Several urged him to abandon his plans to end his life, and he patiently explained that suicide was preferable to the lingering deaths he'd witnessed while nursing two roommates and a lover through the final stages of AIDS.
As early as 1996, when his therapist persuaded him to write a letter to his disease, he had decided he would choose his death.
"You were winning the battle with my immune system," he wrote to the virus in his body. "But I was going to win in the end, because I would end my life, not you."
He fought the disease for eight more years, benefiting from the strides in AIDS research.

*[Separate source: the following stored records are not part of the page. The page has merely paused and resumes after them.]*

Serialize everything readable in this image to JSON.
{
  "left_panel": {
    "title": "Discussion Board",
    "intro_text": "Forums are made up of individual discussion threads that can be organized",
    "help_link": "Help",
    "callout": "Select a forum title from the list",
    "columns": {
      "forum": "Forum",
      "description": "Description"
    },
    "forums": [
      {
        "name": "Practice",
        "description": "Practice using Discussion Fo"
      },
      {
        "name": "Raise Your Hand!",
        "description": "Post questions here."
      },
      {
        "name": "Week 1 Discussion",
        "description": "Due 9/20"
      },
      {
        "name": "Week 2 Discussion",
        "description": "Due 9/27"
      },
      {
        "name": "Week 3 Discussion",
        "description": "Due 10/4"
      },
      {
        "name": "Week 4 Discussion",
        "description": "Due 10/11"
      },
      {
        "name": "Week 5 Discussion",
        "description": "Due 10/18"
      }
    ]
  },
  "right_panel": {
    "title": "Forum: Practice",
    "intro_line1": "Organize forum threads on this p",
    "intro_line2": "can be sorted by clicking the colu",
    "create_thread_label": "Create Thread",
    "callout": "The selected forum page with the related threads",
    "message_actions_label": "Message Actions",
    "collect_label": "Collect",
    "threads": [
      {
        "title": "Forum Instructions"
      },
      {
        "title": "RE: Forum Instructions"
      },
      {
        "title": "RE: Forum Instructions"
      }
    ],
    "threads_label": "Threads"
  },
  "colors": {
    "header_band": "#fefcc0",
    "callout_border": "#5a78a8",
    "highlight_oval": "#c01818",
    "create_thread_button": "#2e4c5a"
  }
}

But he had to keep changing his medications as the virus developed resistance to each one.
Last year, when his doctor told him his new medication would require twice daily injections, Gour decided he didn't want to fight any more.
With his physician estimating he had just six months to live, Gour set out on his tour in February. He traveled farther than he had originally dared plan.
But on April 11, his legs hurt so much during a four-hour trip that he abandoned his new plans to drive his RV back to Los Angeles. He decided to stay in Pennsylvania with his family.
His breathing became more labored as the days passed. He could barely speak without coughing. Walking became a struggle, and he was in pain.
Dannemann, his oldest sister, said her brother spent his final days doing what he loved: watching movies and tapes of his favorite television shows, and being with his family.
At one point, she said he curled up on the sofa next to his 72-year-old mother, placing his head in her lap and letting her stroke his hair as she had when he was a child.
Gour left his family behind in Pennsylvania and flew to Los Angeles on Sunday to end his life.
On Monday, Dannemann said their mother was struggling with her son's death, even though she'd spent months preparing.
"We were up all night, and she said, 'I'm not supposed to outlive my son,' " Dannemann said.
But Dannemann said she was at peace because she shared her brother's faith in an afterlife.
"The last thing I said to him was I will see him in heaven," she said. "I have God's promise that that is where he's going to be."
As he entered his final days, Gour said he felt God was guiding him throughout his final journey.
"I feel God has completely directed this all along the way," he said. "I have even less doubt, less fear and even less anxiety than I did because I feel this has been coordinated and approved by God."